No início da semana passada tivemos um espetáculo lamentável na cobertura das TVs esportivas. Os três principais canais de esporte (Sportv, Fox Sports e ESPN Brasil) fizeram quase que uma “cadeia nacional” de transmissão para exibir a coletiva do diretor de futebol do Fluminense, Mário Bittencourt. O assunto era uma invasão de campo NO TREINO (!!!) da equipe carioca por parte de alguns marginais para cobrar a melhoria da equipe no Brasileiro. Um verdadeiro espetáculo de absurdos.

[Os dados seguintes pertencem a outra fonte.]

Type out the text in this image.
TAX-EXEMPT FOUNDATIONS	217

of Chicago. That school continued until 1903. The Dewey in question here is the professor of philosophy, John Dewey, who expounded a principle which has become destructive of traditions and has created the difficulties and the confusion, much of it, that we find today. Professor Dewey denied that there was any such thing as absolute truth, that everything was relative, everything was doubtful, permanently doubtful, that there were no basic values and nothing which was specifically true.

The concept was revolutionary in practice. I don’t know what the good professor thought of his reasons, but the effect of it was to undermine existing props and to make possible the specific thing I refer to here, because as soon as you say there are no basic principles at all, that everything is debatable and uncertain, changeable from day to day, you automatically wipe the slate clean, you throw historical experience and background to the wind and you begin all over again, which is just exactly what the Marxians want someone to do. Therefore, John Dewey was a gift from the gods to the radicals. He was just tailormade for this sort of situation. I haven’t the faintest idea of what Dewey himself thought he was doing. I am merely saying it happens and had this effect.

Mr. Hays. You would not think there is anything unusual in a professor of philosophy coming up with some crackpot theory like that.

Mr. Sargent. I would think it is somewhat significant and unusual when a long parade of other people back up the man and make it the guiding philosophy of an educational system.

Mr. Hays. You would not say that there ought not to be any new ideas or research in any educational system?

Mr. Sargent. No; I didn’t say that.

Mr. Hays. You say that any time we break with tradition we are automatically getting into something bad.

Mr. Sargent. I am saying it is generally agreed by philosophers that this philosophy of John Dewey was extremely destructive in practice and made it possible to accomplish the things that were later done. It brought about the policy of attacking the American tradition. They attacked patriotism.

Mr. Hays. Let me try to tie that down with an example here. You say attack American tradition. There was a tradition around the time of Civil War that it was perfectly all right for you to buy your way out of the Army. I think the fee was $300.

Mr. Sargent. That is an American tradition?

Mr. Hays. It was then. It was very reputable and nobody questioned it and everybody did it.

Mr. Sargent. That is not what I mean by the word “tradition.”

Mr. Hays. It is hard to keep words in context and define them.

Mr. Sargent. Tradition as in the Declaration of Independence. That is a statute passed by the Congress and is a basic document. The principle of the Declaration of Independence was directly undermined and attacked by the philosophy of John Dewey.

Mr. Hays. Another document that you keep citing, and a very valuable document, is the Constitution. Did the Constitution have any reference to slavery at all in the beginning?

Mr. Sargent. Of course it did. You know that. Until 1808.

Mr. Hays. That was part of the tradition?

O primeiro é o clube permitir que bandidos travestidos de torcedores assistam aos treinos de forma a pressionar os jogadores. É certo lembrar que a sede das Laranjeiras é aberta, ou seja, tem de ter a liberdade de circulação dos sócios, mas acho que é bem evidente para os seguranças e membros da diretoria quem vai apenas ver os treinos de forma pacífica e quem pode causar algum problema. Essa liberdade para que uma pessoa entre e saia de campo, fato que aconteceu nessa invasão, passa a impressão de que parte da diretoria tricolor até não acharia tão ruim esses marginais pressionarem os jogadores e a comissão técnica. É mais fácil jogar a responsabilidade para dentro de campo do que reconhecer os erros administrativos.
protestos fluminense bola parada

Um erro bem claro foi a contratação de Ronaldinho Gaúcho, um jogador que vive do passado a algum tempo, em que pese alguns bons momentos no Atlético/MG onde entrou em um time mais pronto e encaixado pelo trabalho de maior longo prazo feito por Cuca. Por falar nisto, a troca constante de treinadores é algo insano e que virou uma característica do clube das Laranjeiras. A equipe já está no quarto treinador no ano e nem mesmo há garantias de que Eduardo Baptista (que largou o Sport para ir para o RJ), emplaca o ano que vem no comando técnico.

Mas voltando à “invasão” (coloco entre aspas pois não sei até que ponto ela foi consentida…) de segunda passada; o que me chamou a atenção foi a extensa repetição das imagens das pessoas que entraram em campo e pressionaram, até mesmo com violência física, os jogadores. É impressionante como não se prende de forma efetiva essas pessoas por perturbação da ordem em local de trabalho dos atletas. E o mais incrível; como as redes de TV reprisam essas cenas de uma forma que não resulta em nada a não ser a promoção dos agressores. Essas pessoas não querem nada a não ser protagonistas de capas de jornais do dia seguinte e se vangloriarem de seus atos criminosos perante aos amigos. Estão se lixando para o bem do time, até porque vimos claramente que a equipe, depois da “prensa” dos marginais, melhorou “demais”, haja vista as derrotas para Palmeiras e Ponte Preta.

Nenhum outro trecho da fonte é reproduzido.